The product only worked if it felt dependable away from perfect connectivity. I treated installability, service worker behavior, and cached station data as core functionality rather than progressive enhancement. The install prompt is delayed until users have enough intent for it to feel helpful.

Performance Optimization

I kept the client state model intentionally small. Zustand handled UI state without pulling in a heavier abstraction, and route/code splitting plus lazy UI loading kept time-to-interactive centered on the map rather than the chrome around it.
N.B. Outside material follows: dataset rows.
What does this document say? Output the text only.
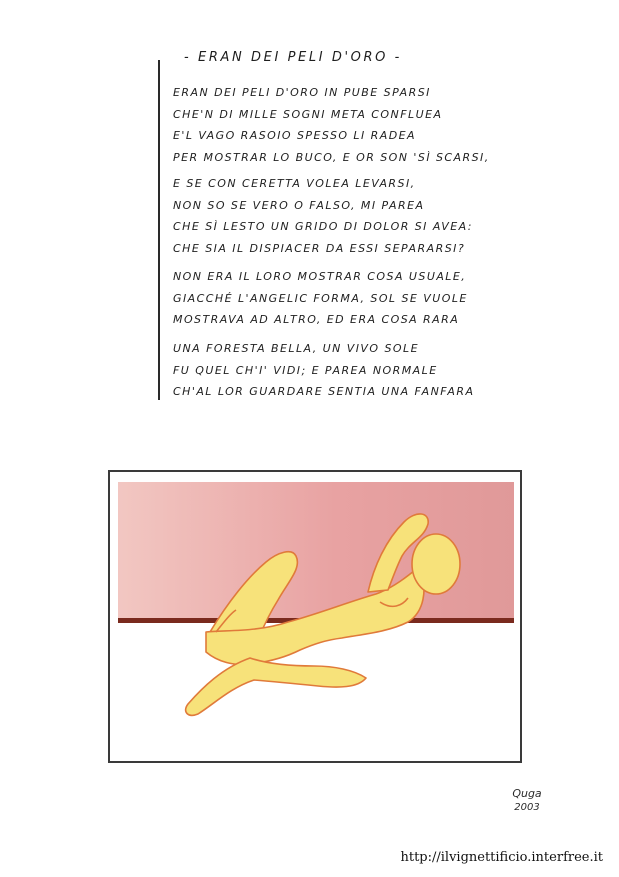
- ERAN DEI PELI D'ORO -
ERAN DEI PELI D'ORO IN PUBE SPARSI
CHE'N DI MILLE SOGNI META CONFLUEA
E'L VAGO RASOIO SPESSO LI RADEA
PER MOSTRAR LO BUCO, E OR SON 'SÌ SCARSI,
E SE CON CERETTA VOLEA LEVARSI,
NON SO SE VERO O FALSO, MI PAREA
CHE SÌ LESTO UN GRIDO DI DOLOR SI AVEA:
CHE SIA IL DISPIACER DA ESSI SEPARARSI?
NON ERA IL LORO MOSTRAR COSA USUALE,
GIACCHÉ L'ANGELIC FORMA, SOL SE VUOLE
MOSTRAVA AD ALTRO, ED ERA COSA RARA
UNA FORESTA BELLA, UN VIVO SOLE
FU QUEL CH'I' VIDI; E PAREA NORMALE
CH'AL LOR GUARDARE SENTIA UNA FANFARA
Quga
2003
http://ilvignettificio.interfree.it
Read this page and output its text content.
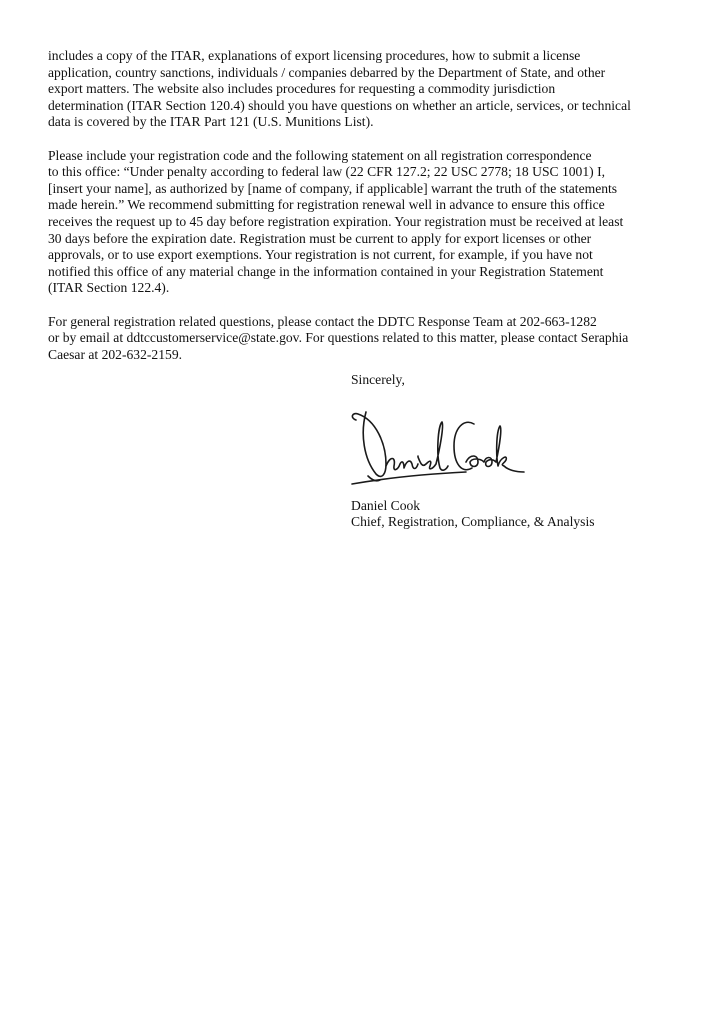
includes a copy of the ITAR, explanations of export licensing procedures, how to submit a license
application, country sanctions, individuals / companies debarred by the Department of State, and other
export matters. The website also includes procedures for requesting a commodity jurisdiction
determination (ITAR Section 120.4) should you have questions on whether an article, services, or technical
data is covered by the ITAR Part 121 (U.S. Munitions List).

Please include your registration code and the following statement on all registration correspondence
to this office: “Under penalty according to federal law (22 CFR 127.2; 22 USC 2778; 18 USC 1001) I,
[insert your name], as authorized by [name of company, if applicable] warrant the truth of the statements
made herein.” We recommend submitting for registration renewal well in advance to ensure this office
receives the request up to 45 day before registration expiration. Your registration must be received at least
30 days before the expiration date. Registration must be current to apply for export licenses or other
approvals, or to use export exemptions. Your registration is not current, for example, if you have not
notified this office of any material change in the information contained in your Registration Statement
(ITAR Section 122.4).

For general registration related questions, please contact the DDTC Response Team at 202-663-1282
or by email at ddtccustomerservice@state.gov. For questions related to this matter, please contact Seraphia
Caesar at 202-632-2159.

Sincerely,
Daniel Cook
Chief, Registration, Compliance, & Analysis
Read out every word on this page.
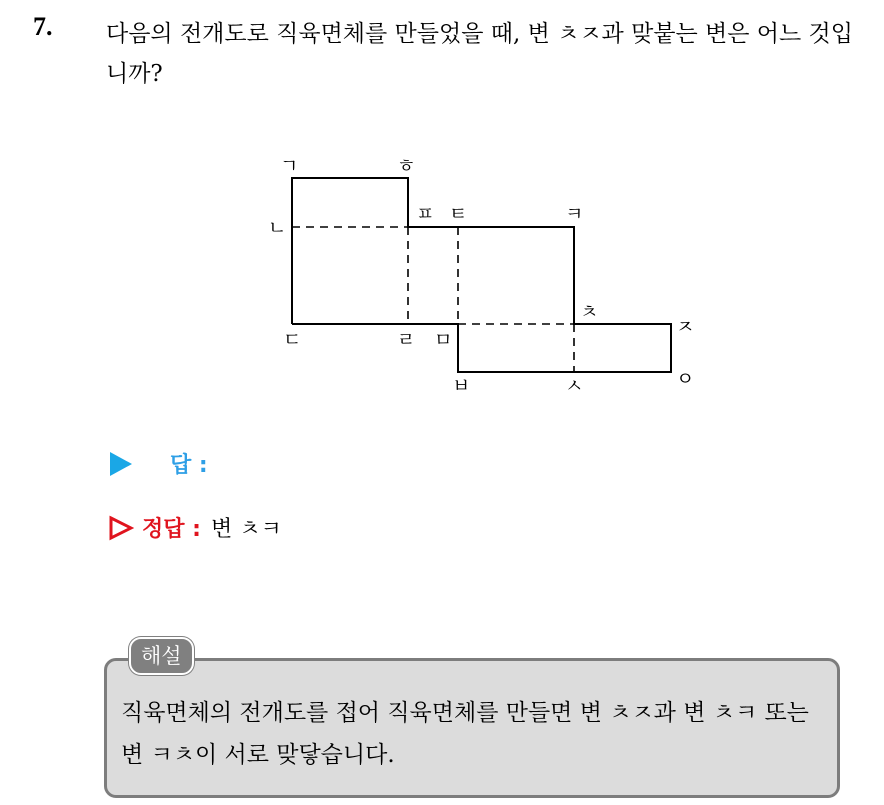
7. 다음의 전개도로 직육면체를 만들었을 때, 변 ㅊㅈ과 맞붙는 변은 어느 것입니까?
ㄱ	ㅎ
ㄴ
ㅍ ㅌ	ㅋ
ㄷ	ㄹ ㅁ
ㅊ
ㅈ
ㅂ	ㅅ	ㅇ
답 :
정답 : 변 ㅊㅋ
해설
직육면체의 전개도를 접어 직육면체를 만들면 변 ㅊㅈ과 변 ㅊㅋ 또는 변 ㅋㅊ이 서로 맞닿습니다.
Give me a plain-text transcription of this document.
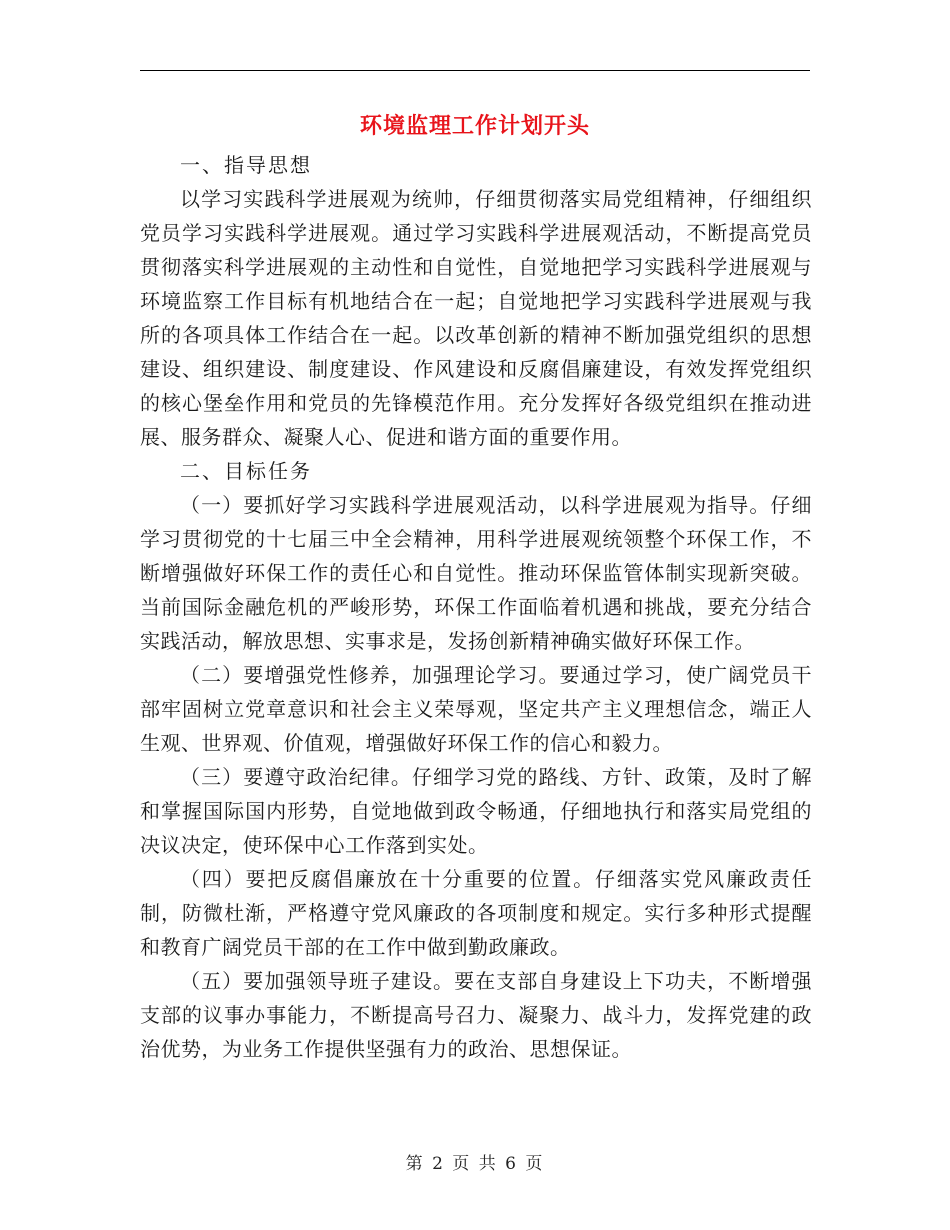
环境监理工作计划开头

一、指导思想

以学习实践科学进展观为统帅，仔细贯彻落实局党组精神，仔细组织党员学习实践科学进展观。通过学习实践科学进展观活动，不断提高党员贯彻落实科学进展观的主动性和自觉性，自觉地把学习实践科学进展观与环境监察工作目标有机地结合在一起；自觉地把学习实践科学进展观与我所的各项具体工作结合在一起。以改革创新的精神不断加强党组织的思想建设、组织建设、制度建设、作风建设和反腐倡廉建设，有效发挥党组织的核心堡垒作用和党员的先锋模范作用。充分发挥好各级党组织在推动进展、服务群众、凝聚人心、促进和谐方面的重要作用。

二、目标任务

（一）要抓好学习实践科学进展观活动，以科学进展观为指导。仔细学习贯彻党的十七届三中全会精神，用科学进展观统领整个环保工作，不断增强做好环保工作的责任心和自觉性。推动环保监管体制实现新突破。当前国际金融危机的严峻形势，环保工作面临着机遇和挑战，要充分结合实践活动，解放思想、实事求是，发扬创新精神确实做好环保工作。

（二）要增强党性修养，加强理论学习。要通过学习，使广阔党员干部牢固树立党章意识和社会主义荣辱观，坚定共产主义理想信念，端正人生观、世界观、价值观，增强做好环保工作的信心和毅力。

（三）要遵守政治纪律。仔细学习党的路线、方针、政策，及时了解和掌握国际国内形势，自觉地做到政令畅通，仔细地执行和落实局党组的决议决定，使环保中心工作落到实处。

（四）要把反腐倡廉放在十分重要的位置。仔细落实党风廉政责任制，防微杜渐，严格遵守党风廉政的各项制度和规定。实行多种形式提醒和教育广阔党员干部的在工作中做到勤政廉政。

（五）要加强领导班子建设。要在支部自身建设上下功夫，不断增强支部的议事办事能力，不断提高号召力、凝聚力、战斗力，发挥党建的政治优势，为业务工作提供坚强有力的政治、思想保证。

第 2 页 共 6 页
Community Contribution Model

Contribution quality depends on reducing friction without inviting junk data. The flow uses GPS, quick metadata selection, and photos as proof so submissions can happen in the field, then passes entries through a lightweight moderation layer before publishing.

Tech Stack

Next.jsTypeScriptFirebaseGoogle Maps APITailwind CSSZustandPWA

Tradeoffs & Next Steps

  • Google Maps sped up delivery, but it also tied a meaningful part of the experience to third-party APIs, pricing, and rendering conventions.
  • Offline Google Maps support is not realistically available in the browser, which means true offline map behavior would likely require a native direction rather than continued PWA iteration alone.
  • If I return to the product, I would invest next in trust signals and moderation tooling before adding more discovery features.

Outcome

Dockly proved that a web stack can deliver a credible field-use map product if performance and offline behavior are built in early. It deepened my experience with geospatial UI, service worker edge cases, and contribution systems that balance speed with data quality.